Greenville’s Ricky Singh is a physically ambitious person. As his 50th birthday loomed, he set out to complete 50 full marathons in 50 states before he celebrated the half-century mark.
But Singh achieved that goal three years early. So he turned to an even loftier goal – what he called “the next item on my bucket list” – literally scaling Mount Everest.
In a year with a record number of deaths on the infamously treacherous climb, Singh says he decided to attempt the summit on a day with questionable weather conditions. This way he would avoid the long waits that caused some hikers to lose so much oxygen and lead to their deaths.
“We (Singh and his Sherpa) went one day ahead on the 21st, when the weather was less than ideal so we had little or no crowds. The choice was going in bad weather and risking life and limb or going in good weather and waiting behind all the traffic. I chose bad weather. And lived to tell the story.”
Because Singh summited when few others did, he was able to spend 20 minutes on top of Mount Everest. “We took a break there and had a chocolate bar there along with some water. We sat down and put the heavy backpack with the oxygen cylinder down and took a breather. Then we admired the world from up there and then got back to the business of trying to get down safely.”
The legendary Himalayan peak is roughly 28,579 feet above our state’s highest point, said by the Delaware Geological Survey (DGS) to be a mighty, “around 450 feet” area of Ebright Road in North Wilmington.*
On May 21, the Stonewold resident stood “at the top of the world,” having successfully and safely (despite suffering frostbite in his fingers) reached Everest’s summit after spending two months in Nepal preparing. Singh has now climbed a mountain 65 times what is available in his home state.
Now back in Wilmington, Singh told us earlier today this was his fifth trip to Nepal, where he climbed to base came four times and a higher point, called Camp 3, just last year.
Singh, who owns Speedy Gas stations on Kirkwood Highway and Philadelphia Pike as well as a 7-11 franchise on South Main Street in Newark, used his Garmin Tracker throughout his six-week climb so family and friends could pinpoint his locations on a map.
In notes to them, he expressed “emotions of joy, relief, happiness, satisfaction but also of sorrow, disbelief, anger and sadness,” referring to this spring’s human toll on the mountain. At least 11 climbers have died and reports and videos from the mountain show crowds of hikers backed up at the summit.
“Passing the dead bodies and the dying were the toughest and still to date are the toughest scenes to forget,” said Singh. “A lot of the people that have died this season were among the many people that I had met and gotten to know at base camp.”
Still, Singh was awed and felt “blessed” by the experience.
“They say that on a good clear day, you can see the curvature of the earth from the summit.
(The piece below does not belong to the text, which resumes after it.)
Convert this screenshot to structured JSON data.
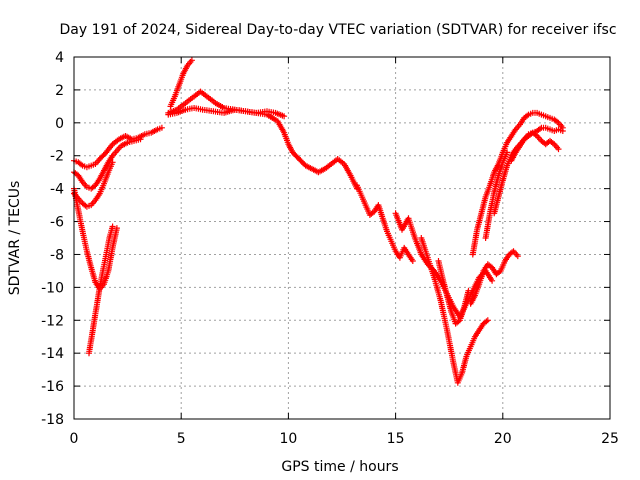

I craned my neck to look but was too tired to tell if the earth was flat or curved. I guess will just have to believe my science teacher that the earth is round.”
At the summit, there was no fireworks or epiphanies or transformations. It was just bitter cold and windy and I was super tired.
Sat down and took signs out that I had made only to realize that my phone battery was dead. Luckily my guide, Phurba had just enough juice for one summit picture. Got mild frostbite on 3 of my fingers trying to get to the summit and back, but that is indeed a small price to pay for a lifetime bucket list goal.
Reflecting on what must be among the most extreme experiences one could encounter on Earth, Singh wrote of how close the end can be. “All of a sudden you realize how fragile life is. Makes me want to hug my family and friends even closer and keep them close to my heart. #Everest2019Done”
Singh told TSD that he has run ultramarathons and also climbed other significant peaks in Nepal, including Lobuche Peak in September 2017, and Mount Manasalu – the eighth highest mountain in the world – in Sept 2018.
Singh was unaware if any other Delawareans had summited the great mountain. Let us know if you know a Delawarean who has climbed Mount Everest.
*In case you were wondering, Delaware is not the flattest/shortest state. That honor belongs to Florida, with their puny 345 Britton Hill. According to our friends at DGS: “It’s a common misconception that Delaware’s High Point at Ebright is the lowest of all US States’ high points. This was based on a question in the popular trivia game Trivial Pursuit. In fact, Florida has the lowest high point at 345 feet (Britton Hill, on the Panhandle, near Lakewood). Actually, Delaware would have the third lowest high point if Washington DC became a state (Fort Reno at 429ft).”